We try to take a more considered view of CES. The event is often blogged and tweeted at the scene, making instant and snap decisions on the fly. While this is extremely useful to get an immediate understanding of what’s happening at the show, the reality is many products are best considered in context, and that takes time to process. We are collating our opinions on CES from an audiophile perspective and will publish (a lot) more presently, but for now just a sneak peak on the overall audio trends from the Venetian Tower in Las Vegas.
This show was far quieter than ever before. Distributors and international buyers stayed away in significant number, reflecting a broad shift toward Munich High-End and it seems the German event has picked up where CES has left off. This is perhaps all too understandable from all perspectives: the show is extremely expensive, in terms of event space, hotel prices, and even logistics (one exhibitor claimed it cost less to ship a product from Europe to Las Vegas than it did to get it from the ground floor to their room). Putting 170,000 miscellaneous tech journalists on the Strip places a severe burden on the internet and phone connections of the city. And with so many technology launches taking place on the same four days, high performance audio is likely to be lost in a sea of autonomous cars, IoT devices, and ‘wearables’.

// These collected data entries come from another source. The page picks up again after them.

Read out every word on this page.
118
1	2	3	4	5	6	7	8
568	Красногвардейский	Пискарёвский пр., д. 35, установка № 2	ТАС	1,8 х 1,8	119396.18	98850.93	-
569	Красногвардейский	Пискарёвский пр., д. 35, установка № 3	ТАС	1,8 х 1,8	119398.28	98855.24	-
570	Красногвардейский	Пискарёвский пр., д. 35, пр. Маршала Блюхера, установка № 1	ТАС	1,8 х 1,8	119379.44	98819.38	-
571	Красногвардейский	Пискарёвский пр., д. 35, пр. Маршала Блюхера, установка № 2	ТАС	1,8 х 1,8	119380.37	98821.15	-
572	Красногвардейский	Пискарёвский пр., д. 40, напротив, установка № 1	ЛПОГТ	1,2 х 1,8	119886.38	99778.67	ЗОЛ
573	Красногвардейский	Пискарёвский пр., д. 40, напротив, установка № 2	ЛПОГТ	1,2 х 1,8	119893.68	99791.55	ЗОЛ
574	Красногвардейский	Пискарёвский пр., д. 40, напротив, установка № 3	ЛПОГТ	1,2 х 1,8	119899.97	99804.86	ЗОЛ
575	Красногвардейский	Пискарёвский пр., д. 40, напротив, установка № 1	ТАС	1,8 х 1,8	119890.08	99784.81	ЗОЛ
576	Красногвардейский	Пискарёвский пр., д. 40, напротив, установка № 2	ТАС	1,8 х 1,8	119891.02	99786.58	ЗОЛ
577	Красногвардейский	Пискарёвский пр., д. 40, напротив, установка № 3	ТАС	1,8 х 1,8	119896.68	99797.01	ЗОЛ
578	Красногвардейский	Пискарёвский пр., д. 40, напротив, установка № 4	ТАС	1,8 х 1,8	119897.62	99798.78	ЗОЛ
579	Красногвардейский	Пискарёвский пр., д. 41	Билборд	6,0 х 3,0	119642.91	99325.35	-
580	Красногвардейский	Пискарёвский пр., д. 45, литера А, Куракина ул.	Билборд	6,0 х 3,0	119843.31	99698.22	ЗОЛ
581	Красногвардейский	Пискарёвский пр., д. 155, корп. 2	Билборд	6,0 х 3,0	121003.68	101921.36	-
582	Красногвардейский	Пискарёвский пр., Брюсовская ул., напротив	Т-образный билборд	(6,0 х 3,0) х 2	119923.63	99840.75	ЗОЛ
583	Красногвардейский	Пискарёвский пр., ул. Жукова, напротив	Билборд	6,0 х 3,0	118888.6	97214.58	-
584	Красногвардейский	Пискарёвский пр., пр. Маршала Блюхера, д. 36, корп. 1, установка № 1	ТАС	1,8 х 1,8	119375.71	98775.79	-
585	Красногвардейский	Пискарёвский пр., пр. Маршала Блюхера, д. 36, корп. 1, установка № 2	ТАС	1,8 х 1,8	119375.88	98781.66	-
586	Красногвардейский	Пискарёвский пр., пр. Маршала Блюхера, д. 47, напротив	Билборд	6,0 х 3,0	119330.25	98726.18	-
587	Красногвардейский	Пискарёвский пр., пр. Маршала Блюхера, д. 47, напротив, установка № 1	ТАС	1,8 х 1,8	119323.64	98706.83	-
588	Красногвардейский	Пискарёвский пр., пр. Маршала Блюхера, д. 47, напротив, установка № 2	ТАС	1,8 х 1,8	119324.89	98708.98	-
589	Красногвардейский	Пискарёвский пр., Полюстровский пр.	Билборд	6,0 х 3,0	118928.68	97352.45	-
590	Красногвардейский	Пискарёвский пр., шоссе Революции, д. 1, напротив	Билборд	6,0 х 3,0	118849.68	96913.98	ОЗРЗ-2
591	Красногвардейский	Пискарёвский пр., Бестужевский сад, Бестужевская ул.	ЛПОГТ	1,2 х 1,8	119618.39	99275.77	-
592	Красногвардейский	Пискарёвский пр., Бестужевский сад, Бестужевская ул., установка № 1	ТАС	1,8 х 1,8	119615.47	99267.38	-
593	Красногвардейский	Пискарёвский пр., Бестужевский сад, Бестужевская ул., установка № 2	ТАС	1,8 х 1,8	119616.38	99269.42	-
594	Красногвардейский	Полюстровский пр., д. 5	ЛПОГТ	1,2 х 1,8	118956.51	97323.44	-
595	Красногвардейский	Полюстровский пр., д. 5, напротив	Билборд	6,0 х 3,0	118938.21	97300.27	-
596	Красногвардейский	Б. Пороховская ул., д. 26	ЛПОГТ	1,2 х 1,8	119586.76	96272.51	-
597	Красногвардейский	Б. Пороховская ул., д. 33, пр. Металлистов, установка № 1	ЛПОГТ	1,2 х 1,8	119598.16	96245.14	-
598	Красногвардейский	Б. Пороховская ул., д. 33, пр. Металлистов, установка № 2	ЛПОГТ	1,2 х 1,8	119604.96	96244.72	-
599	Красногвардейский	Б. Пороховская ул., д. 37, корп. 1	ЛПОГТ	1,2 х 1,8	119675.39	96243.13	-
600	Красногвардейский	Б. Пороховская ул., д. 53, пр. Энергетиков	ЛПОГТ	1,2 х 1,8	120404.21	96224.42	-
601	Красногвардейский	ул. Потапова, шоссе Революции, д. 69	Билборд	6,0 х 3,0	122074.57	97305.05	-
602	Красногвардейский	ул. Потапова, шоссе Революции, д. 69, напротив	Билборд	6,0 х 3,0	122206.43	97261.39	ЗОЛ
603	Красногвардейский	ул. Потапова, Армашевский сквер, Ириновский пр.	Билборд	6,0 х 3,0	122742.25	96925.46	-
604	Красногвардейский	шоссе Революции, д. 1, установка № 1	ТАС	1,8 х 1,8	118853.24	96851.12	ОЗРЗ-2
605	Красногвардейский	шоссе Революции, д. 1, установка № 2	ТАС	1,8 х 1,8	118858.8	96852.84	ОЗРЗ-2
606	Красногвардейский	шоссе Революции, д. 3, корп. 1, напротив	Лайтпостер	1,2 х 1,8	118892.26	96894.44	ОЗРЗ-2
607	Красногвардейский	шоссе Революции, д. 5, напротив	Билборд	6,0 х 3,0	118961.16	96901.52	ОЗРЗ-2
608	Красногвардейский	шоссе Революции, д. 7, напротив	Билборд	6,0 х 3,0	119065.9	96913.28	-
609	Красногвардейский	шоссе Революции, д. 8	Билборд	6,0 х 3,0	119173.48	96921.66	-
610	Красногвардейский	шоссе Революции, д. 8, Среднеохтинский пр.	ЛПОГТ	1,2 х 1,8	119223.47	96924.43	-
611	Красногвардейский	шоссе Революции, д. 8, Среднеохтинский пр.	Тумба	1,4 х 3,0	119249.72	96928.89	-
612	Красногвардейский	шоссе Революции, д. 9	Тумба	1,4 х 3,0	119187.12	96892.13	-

Nevertheless, there were key products that broke cover, most notably the return of the hugely popular Technics SL-1200, even though it is to be a strictly limited edition run of 1,200 (naturally) ‘Grand Class’ decks at $4,000, at least at first. Last year showed just how far the vinyl revival has come – Amazon.com announced that its best selling consumer electronic device sold during Christmas 2015 was a turntable! And that’s why turntables were everywhere at CES.
Alongside the usual suspects (such as Music Hall with a new range of high value turntables, and Pro-Ject with the first ‘vertical’ turntable in a generation) and the returning Japanese brands (including Sony’s $599 HS-HX500 DSD-ripping turntable), the big audiophile vinyl stories were the return of Continuum, and its prototype turntable with a working title of ‘Obsidian’ (but no price as yet), and the first ever turntables (and more) from noted vinyl record label, Mobile Fidelity.